Yang juga membingungkan para pembantu yang malang itu, Jae mengatakan kontraksi ekonomi itu disebabkan krisis covid-19. Semua mitra dagang Indonesia pun mengalami kontraksi. Kalau begitu, ekonomi negara hanya akan membaik kalau dua hal berikut terpenuhi: covid-19 di dalam negeri mereda dan ekonomi negara-negara mitra dagang Indonesia pulih seperti sediakala. Realitasnya, kedua hal ini tak akan tercapai pada bulan ini sebagaimana harapan Jae.

Pokoknya, kita selalu dibikin bingung oleh jalan pikiran Jae yang cenderung berpikir sederhana bahwa segala sesuatu bisa dicapai secara instan. Pengalaman lebih dari lima tahun menjadi kepala negara tidak juga membuat Jae sadar bahwa mengelola pemerintahan tidak mudah, tidak seperti mengelola Kota Solo atau perusahaan mebel. Teori-teori tentang negara dan cara-cara pengelolaannya secara efektif dan efisien harus dikuasai dulu.
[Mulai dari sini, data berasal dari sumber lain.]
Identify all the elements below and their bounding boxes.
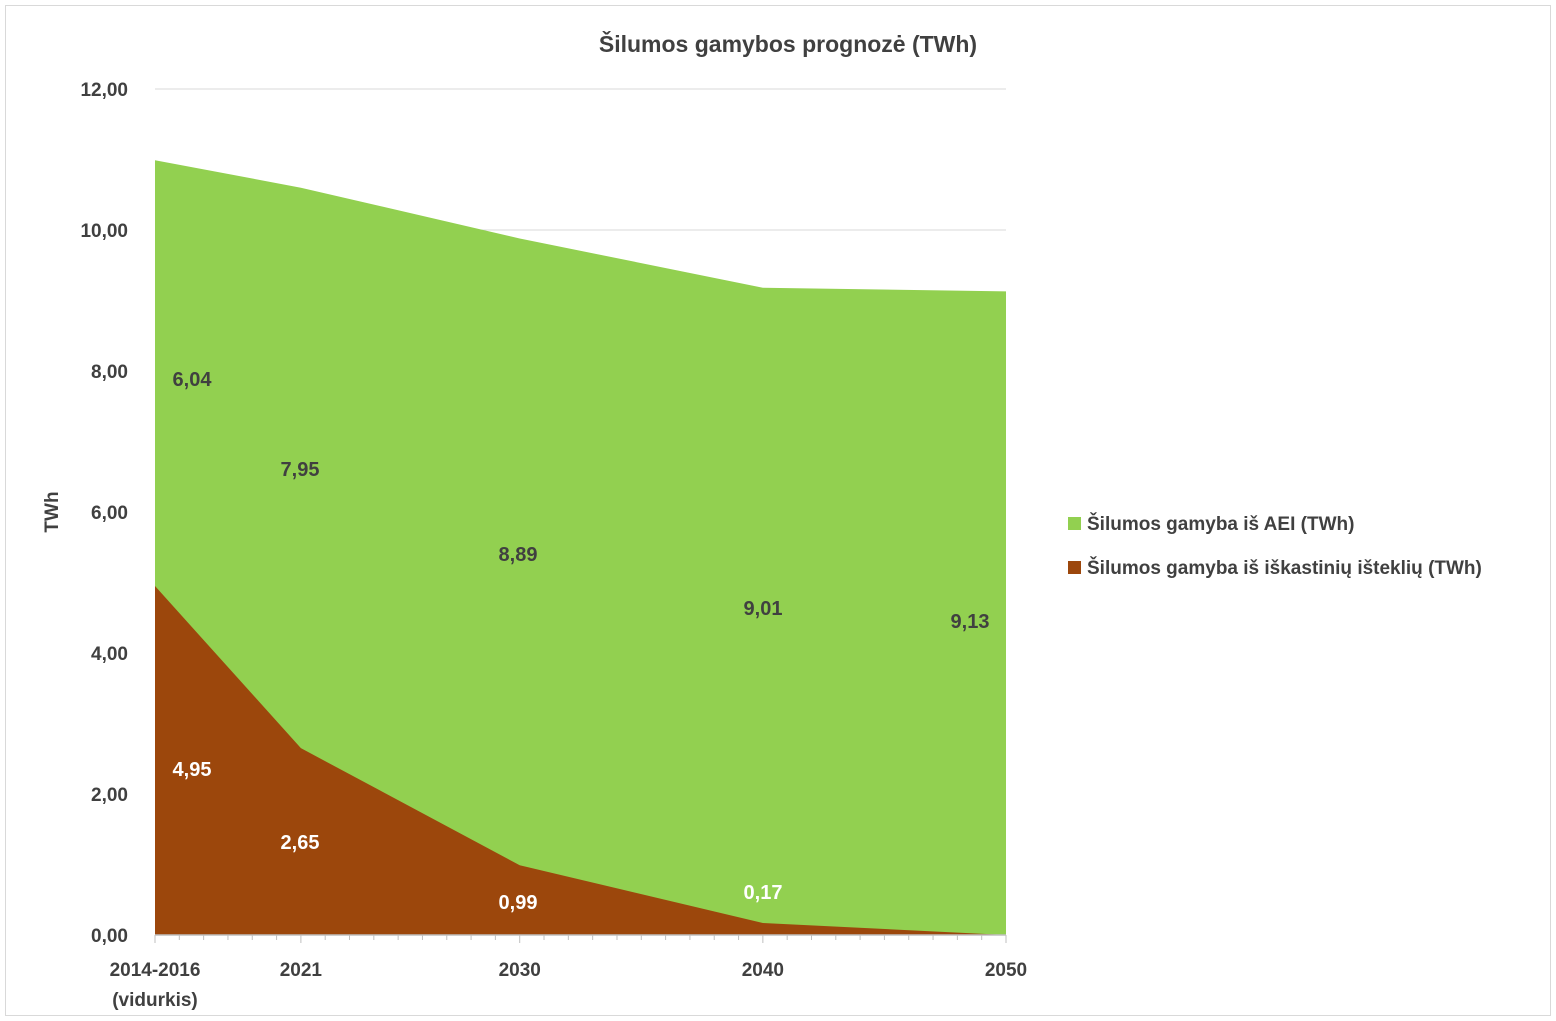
y-tick-label: 4,00 xyxy=(91,644,128,665)
legend-swatch xyxy=(1068,561,1081,574)
data-label-fossil: 4,95 xyxy=(173,759,212,781)
x-tick-label: (vidurkis) xyxy=(112,990,198,1011)
y-axis-label: TWh xyxy=(42,491,63,532)
data-label-fossil: 2,65 xyxy=(281,832,320,854)
y-tick-label: 10,00 xyxy=(80,221,128,242)
chart-frame xyxy=(5,5,1551,1016)
y-tick-label: 2,00 xyxy=(91,785,128,806)
y-tick-label: 0,00 xyxy=(91,926,128,947)
y-tick-label: 12,00 xyxy=(80,80,128,101)
data-label-fossil: 0,17 xyxy=(744,882,783,904)
y-tick-label: 8,00 xyxy=(91,362,128,383)
data-label-renewable: 9,01 xyxy=(744,598,783,620)
data-label-renewable: 6,04 xyxy=(173,369,213,391)
x-tick-label: 2030 xyxy=(499,960,541,981)
chart-title: Šilumos gamybos prognozė (TWh) xyxy=(599,30,977,57)
data-label-renewable: 9,13 xyxy=(951,611,990,633)
data-label-fossil: 0,99 xyxy=(499,892,538,914)
area-renewable xyxy=(155,160,1006,935)
x-tick-label: 2050 xyxy=(985,960,1027,981)
legend-swatch xyxy=(1068,517,1081,530)
x-tick-label: 2014-2016 xyxy=(110,960,201,981)
legend-item-renewable: Šilumos gamyba iš AEI (TWh) xyxy=(1087,513,1354,535)
data-label-renewable: 8,89 xyxy=(499,544,538,566)
x-tick-label: 2021 xyxy=(280,960,323,981)
area-fossil xyxy=(155,586,1006,935)
y-tick-label: 6,00 xyxy=(91,503,128,524)
data-label-renewable: 7,95 xyxy=(281,459,320,481)
x-tick-label: 2040 xyxy=(742,960,784,981)
legend-item-fossil: Šilumos gamyba iš iškastinių išteklių (T… xyxy=(1087,557,1482,579)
Tapi bagaimana mau diketahui kalau hanya membaca komik Ko Ping Ho dan Sincan?

Melihat perintah Jae yang seperti tergesa-gesa kepada para pembantunya terkesan pada kita bahwa Jae kaget melihat buruknya kinerja penanganan ekonomi dan covid-19. Maka kita jadi bertanya: Jae selama ini ke mana aja? Tak usah melihat kesalahan ada pada para pembantunya, tapi justru mengintrospeksi diri: apa yang salah pada diri saya sehingga instruksi-instruksi saya kepada menteri-menteri tak dijalankan sesuai harapan? Sementara pertanyaan ini belum mampu dijawab Jae, seekor kodok peliharaannya menjawab: instruksi-instruksi bapak tidak sesuai akal sehat alias tidak masuk akal sehingga para menteri tidak tahu dengan teori apa instruksi-instruksi itu dapat diimplementasikan.